In the Hartranft-Meyer Case, supra, Justice Brewer states:

‘‘In Schedule K it is ‘made wholly or in part of wool,’ thereby reaching to all manufactured articles of which any portion is wool, while in Schedule L it is narrower and more limited — ‘made of silk, or of which silk is the component material of chief value.’ This is a special enumeration rather than the other.”

From this it is argued that the Supreme Court gave a construction of like expressions in former tariff acts to those in paragraphs 408 and 450, as contended for by the importer, and as construed by the Board of General Appraisers.
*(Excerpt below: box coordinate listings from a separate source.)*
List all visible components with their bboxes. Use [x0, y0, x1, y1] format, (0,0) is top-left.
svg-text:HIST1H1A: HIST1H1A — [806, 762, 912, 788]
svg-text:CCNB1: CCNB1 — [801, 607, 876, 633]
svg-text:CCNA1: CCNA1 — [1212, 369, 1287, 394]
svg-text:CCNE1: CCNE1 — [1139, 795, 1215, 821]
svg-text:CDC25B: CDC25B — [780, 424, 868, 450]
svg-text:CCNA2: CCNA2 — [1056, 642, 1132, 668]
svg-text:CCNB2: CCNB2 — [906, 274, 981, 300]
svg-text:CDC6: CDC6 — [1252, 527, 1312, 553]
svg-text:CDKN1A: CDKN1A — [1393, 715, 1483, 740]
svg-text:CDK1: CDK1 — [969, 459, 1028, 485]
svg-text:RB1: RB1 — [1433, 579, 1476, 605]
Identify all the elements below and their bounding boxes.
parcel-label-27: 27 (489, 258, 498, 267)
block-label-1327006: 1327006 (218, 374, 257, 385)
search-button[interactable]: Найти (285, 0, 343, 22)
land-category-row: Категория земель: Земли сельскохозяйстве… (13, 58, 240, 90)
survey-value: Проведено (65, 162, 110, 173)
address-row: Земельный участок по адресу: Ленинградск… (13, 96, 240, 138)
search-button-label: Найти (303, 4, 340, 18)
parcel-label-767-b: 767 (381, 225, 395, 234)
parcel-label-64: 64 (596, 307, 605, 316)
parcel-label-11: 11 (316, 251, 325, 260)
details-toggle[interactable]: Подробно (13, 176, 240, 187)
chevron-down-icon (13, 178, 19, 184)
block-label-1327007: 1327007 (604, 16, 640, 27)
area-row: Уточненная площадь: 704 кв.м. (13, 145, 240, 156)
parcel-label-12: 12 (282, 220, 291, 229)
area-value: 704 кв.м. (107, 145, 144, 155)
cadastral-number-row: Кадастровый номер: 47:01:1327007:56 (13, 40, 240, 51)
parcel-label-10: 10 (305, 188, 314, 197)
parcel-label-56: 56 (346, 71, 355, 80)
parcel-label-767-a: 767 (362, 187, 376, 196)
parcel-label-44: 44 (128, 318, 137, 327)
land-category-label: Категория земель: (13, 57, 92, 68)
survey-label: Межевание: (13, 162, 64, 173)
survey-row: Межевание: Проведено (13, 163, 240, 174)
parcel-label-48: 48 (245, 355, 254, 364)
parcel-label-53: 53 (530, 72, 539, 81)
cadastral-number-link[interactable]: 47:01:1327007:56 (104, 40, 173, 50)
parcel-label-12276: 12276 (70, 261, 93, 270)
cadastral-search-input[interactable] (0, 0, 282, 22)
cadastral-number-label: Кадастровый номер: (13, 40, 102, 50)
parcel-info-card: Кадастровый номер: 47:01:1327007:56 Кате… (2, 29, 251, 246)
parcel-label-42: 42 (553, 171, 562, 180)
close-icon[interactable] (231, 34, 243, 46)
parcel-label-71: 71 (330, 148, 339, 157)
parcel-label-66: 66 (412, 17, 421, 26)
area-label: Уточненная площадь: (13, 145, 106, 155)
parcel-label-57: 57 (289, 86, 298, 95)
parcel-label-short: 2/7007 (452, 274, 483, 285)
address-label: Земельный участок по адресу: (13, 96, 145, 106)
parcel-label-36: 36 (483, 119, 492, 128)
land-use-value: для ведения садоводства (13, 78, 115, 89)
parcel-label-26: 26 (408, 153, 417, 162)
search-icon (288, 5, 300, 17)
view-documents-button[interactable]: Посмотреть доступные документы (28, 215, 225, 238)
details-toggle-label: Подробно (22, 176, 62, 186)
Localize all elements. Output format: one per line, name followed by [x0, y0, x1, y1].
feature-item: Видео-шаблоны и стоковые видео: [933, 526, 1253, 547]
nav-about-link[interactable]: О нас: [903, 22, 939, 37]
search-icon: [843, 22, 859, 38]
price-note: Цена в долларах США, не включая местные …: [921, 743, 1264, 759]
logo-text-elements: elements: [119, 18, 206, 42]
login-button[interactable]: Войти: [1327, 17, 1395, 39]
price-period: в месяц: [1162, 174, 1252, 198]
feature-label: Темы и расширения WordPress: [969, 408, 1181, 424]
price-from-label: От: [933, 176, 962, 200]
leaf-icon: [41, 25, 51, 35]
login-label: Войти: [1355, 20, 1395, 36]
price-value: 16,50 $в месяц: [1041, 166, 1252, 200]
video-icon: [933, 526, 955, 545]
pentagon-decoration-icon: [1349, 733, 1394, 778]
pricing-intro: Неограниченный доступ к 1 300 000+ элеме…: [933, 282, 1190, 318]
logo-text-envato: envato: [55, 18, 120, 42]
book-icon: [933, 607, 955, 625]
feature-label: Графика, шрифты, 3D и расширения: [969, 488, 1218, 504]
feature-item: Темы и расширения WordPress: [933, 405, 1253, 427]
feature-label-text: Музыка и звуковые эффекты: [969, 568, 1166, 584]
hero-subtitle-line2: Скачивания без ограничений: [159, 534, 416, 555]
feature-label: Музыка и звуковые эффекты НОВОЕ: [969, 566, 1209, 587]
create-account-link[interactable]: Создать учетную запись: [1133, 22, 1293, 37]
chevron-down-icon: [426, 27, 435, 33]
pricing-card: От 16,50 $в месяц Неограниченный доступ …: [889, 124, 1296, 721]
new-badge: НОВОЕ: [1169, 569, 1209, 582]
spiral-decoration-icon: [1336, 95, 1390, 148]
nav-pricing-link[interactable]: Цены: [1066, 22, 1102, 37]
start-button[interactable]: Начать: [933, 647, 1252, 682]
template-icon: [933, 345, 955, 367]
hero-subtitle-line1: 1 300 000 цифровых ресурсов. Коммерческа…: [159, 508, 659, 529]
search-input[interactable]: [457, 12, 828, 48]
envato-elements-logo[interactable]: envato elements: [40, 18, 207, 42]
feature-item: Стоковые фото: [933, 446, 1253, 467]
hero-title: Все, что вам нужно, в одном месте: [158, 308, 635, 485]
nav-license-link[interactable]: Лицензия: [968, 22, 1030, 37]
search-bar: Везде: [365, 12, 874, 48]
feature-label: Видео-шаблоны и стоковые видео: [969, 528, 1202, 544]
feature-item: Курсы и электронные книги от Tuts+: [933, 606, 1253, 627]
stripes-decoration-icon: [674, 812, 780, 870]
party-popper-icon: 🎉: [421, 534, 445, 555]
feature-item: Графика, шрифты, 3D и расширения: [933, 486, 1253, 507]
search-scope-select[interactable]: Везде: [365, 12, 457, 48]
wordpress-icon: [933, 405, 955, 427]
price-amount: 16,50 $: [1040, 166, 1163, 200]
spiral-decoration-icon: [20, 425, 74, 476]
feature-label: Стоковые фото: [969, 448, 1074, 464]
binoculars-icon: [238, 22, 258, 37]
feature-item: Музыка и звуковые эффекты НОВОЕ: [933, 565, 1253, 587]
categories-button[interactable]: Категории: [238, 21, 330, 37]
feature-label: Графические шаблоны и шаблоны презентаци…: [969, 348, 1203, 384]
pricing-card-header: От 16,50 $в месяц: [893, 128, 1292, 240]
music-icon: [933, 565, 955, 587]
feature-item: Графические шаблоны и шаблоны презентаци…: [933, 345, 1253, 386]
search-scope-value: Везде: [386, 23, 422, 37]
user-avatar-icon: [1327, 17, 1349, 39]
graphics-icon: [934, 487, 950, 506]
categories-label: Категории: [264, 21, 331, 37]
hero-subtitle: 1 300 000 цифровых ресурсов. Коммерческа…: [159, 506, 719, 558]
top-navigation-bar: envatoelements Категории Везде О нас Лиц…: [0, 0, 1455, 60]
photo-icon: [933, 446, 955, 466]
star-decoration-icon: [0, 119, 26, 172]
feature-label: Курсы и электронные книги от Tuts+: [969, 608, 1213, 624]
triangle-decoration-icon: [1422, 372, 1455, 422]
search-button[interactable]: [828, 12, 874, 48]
Yet, in this Hartranft-Meyer Case, the court simply sought to construe the intent of Congress, and in so doing called attention to. the provisions of the law to the effect that articles made of different materials shall be dutiable at the highest rate at which any of its component materials shall be chargeable, although that provision related only to nonenumerated articles. Applying the same principle to the case at bar it occurs to me that Congress did not intend that articles composed wholly or in part of beads and spangles, specifically naming them, not containing wool, the .duty should be 60 per cent, ad valorem, yet if leather is the component material of chief value, though ornamented by beads and spangles, it must be reduced to 35 per cent, ad valorem. On the contrary, following the line of reasoning in the cases cited, the use of beads and spangles on articles intended’ to be covered by paragraph 450 are excepted as having been more specifically provided for by paragraph 408. This was the view of the Circuit Court of Appeals in a case involving the construction of these same paragraphs. Metzger v. United States, 146 Fed. 132, 76 C. C. A. 558.

The decision of the Board of General Appraisers is reversed, and the action of the collector affirmed.